It made sense for Willie Walsh to use his first briefing as IATA director general to insist that Covid-related health requirements such as pre-flight testing, vaccination certificates and quarantines should only be in place for as long as is necessary.

By this point of the crisis, there is no point in pretending that governments are going to get together and formulate a global Covid-19 testing regime, as was IATA’s previous hope.

Nor is there a particularly strong reason for them to do so. When arguments were being made for such a scheme last year, real-world vaccine efficacy data was yet to be released. For all anyone knew, the human arsenal against Covid-19 would be a limited range of therapeutics and the natural build-up of immunity over months and years.

Today, with an expectation that the worst of the global crisis from a health perspective might be over within a few months, thanks in large part to a growing list of highly effective vaccines, it is a reasonable bet for the airline industry to work alongside governments on implementing bespoke short-term measures around testing and vaccine certification to reopen international travel.

At the same time, it can focus on lobbying to ensure such requirements – which tend to have a detrimental impact on demand – are removed once the health situation is fully under control.

LAX airport

Source: Ringo Chiu/Shutterstock.com

But it also needs to accept that the journey to that end point is going to be far from straightforward.

With vaccination programmes at different stages in every country and different attitudes to current and future risks among governments, myriad sets of travel requirements will exist for months at least.

That creates vastly different outlooks across regions and individual countries.

Walsh’s observation that “we’re really seeing two industries operating within one” – thanks to the differing fortunes of cargo and passengers operations – perhaps undersells just how fragmented the industry is likely become thanks to the varying speeds at which passenger markets will open up.

“We’ve seen a huge surge in bookings,” said Delta Air Lines chief executive Ed Bastian as the US major announced its first-quarter results in mid-April. “In March, we had twice the amount of bookings as just in January. Our business has made a turn.”

Bastian’s optimism over the recovery is shared by many US airline chiefs, but not necessarily those elsewhere.

“We haven’t walked away from October,” said Qantas chief executive Alan Joyce around the same time, in reference to a possible resumption date for international travel to and from Australia.

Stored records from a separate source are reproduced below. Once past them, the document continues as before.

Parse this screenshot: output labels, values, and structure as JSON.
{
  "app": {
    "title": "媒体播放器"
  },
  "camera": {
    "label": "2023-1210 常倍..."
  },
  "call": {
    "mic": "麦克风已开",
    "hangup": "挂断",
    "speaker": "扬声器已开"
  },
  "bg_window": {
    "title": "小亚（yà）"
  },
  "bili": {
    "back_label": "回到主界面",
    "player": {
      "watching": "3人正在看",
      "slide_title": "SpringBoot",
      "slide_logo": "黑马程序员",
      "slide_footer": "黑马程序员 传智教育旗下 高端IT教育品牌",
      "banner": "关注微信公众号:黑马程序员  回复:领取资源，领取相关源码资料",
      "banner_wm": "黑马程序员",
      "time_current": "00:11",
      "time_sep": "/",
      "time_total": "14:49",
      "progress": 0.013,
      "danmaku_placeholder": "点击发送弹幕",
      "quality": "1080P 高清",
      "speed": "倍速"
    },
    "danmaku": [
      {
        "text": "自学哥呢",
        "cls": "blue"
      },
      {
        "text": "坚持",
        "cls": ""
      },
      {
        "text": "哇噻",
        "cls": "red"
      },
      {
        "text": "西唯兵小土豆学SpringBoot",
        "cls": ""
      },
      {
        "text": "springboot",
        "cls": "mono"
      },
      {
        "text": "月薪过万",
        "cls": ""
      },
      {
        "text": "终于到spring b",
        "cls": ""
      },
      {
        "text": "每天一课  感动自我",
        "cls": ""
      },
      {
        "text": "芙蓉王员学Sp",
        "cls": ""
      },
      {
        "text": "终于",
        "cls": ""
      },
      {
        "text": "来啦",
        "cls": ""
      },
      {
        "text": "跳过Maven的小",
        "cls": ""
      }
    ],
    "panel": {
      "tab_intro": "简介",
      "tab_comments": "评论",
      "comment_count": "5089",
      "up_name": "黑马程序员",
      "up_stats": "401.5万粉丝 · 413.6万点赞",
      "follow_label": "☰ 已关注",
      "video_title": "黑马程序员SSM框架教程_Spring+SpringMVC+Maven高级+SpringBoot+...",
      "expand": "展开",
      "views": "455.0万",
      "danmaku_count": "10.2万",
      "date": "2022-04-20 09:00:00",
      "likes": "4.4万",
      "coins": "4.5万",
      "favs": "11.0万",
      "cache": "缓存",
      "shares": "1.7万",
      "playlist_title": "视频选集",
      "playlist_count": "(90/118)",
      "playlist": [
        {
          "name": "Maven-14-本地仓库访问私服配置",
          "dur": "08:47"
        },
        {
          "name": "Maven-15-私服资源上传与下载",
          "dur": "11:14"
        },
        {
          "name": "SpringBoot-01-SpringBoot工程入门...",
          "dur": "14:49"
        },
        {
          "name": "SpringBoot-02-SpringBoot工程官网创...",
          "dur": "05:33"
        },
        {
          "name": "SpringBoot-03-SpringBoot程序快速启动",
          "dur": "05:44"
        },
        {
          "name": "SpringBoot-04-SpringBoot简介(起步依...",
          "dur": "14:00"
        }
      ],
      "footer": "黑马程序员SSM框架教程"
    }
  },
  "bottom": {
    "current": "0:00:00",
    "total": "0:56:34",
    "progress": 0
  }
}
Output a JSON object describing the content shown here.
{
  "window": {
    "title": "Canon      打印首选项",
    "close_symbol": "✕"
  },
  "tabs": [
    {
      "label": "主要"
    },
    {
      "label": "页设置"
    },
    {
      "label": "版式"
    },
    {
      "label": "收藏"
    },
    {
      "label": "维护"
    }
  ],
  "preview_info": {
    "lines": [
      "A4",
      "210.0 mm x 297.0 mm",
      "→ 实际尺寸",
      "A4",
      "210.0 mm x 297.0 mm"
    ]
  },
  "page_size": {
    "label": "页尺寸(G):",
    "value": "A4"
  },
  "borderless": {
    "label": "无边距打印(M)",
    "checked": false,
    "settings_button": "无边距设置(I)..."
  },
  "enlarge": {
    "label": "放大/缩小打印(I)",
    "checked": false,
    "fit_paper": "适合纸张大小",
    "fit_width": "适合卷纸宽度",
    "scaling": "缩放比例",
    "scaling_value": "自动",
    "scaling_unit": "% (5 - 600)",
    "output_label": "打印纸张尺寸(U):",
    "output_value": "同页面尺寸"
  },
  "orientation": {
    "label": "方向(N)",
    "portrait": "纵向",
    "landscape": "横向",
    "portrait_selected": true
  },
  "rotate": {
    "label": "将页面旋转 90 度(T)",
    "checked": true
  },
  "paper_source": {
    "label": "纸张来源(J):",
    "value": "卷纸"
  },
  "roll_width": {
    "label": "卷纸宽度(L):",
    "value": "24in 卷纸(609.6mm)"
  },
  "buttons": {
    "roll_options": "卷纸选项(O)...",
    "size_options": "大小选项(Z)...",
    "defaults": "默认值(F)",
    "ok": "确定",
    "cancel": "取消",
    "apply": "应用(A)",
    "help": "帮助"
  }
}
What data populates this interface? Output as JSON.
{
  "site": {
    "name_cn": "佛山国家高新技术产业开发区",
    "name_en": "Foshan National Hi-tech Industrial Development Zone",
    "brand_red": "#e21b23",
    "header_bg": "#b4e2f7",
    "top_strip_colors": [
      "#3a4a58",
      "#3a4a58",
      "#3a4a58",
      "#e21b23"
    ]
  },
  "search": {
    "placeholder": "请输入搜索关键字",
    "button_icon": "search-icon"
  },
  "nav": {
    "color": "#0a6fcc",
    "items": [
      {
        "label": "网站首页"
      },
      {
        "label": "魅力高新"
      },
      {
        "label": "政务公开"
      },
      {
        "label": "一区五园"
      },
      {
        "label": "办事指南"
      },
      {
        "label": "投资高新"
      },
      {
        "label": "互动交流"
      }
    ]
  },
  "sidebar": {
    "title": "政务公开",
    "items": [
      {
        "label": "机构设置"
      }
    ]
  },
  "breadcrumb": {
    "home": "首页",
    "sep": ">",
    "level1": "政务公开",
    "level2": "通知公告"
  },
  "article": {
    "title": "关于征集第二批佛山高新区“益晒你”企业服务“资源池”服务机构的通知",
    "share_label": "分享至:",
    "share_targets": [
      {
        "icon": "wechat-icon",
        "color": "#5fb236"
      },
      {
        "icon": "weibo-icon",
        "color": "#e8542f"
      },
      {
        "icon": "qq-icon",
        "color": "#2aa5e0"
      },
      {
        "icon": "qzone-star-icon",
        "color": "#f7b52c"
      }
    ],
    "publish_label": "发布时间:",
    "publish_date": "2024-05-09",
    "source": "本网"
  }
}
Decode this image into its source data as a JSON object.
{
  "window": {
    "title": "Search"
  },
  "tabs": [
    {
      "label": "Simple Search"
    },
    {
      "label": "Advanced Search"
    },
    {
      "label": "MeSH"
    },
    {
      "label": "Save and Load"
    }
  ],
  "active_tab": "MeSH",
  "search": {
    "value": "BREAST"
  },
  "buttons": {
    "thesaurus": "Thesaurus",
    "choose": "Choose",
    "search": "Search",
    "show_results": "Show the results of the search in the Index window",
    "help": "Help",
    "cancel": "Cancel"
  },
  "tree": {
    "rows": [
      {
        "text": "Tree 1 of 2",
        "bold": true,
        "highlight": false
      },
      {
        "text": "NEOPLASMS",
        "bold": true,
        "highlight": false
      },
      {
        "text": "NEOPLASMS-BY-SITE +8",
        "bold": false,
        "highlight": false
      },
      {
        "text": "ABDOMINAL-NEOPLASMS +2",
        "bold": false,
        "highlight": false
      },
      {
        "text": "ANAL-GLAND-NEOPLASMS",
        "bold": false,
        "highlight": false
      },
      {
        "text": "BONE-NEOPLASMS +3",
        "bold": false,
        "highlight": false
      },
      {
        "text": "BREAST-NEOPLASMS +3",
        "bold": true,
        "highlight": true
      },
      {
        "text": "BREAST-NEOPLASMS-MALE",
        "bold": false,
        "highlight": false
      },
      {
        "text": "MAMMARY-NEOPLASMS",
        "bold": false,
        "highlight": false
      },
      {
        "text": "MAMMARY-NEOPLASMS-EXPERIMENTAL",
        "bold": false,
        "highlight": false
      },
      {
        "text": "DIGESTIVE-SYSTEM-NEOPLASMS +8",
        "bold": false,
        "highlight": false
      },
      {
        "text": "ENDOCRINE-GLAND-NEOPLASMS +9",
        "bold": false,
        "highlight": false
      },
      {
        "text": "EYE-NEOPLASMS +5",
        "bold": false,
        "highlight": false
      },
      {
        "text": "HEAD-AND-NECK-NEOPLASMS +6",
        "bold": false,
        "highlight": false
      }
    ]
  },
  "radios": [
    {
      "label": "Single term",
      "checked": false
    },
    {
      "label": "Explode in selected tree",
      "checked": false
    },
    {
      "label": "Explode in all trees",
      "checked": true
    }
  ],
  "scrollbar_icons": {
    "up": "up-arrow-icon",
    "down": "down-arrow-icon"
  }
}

“This could open up a bubble by bubble, market by market, dependent on what the framework looks like.”

In Europe, airlines sit somewhere in between the optimism of the US and the waiting game under way in Asia-Pacific.

And in other jurisdictions around the world, a similarly mixed picture exists.

Accepting this messy reality, the global industry should celebrate the good-news stories during what is likely to be a long slog back to a restriction-free international travel.

It should also feel optimistic that as governments become more confident regarding the positive health situation, early movers will give other authorities the confidence to follow suit.

A case in point is the recent guidance from the US Centers for Disease Control and Prevention, suggesting that vaccinated citizens should be exempted from Covid-19 testing requirements in some travel scenarios, with light-touch testing otherwise.

And ultimately, while much pain is still ahead for the majority of airlines, it is a good thing that scientific breakthroughs have brought the industry to the point where it can even discuss the possibility of restriction-free travel making a return.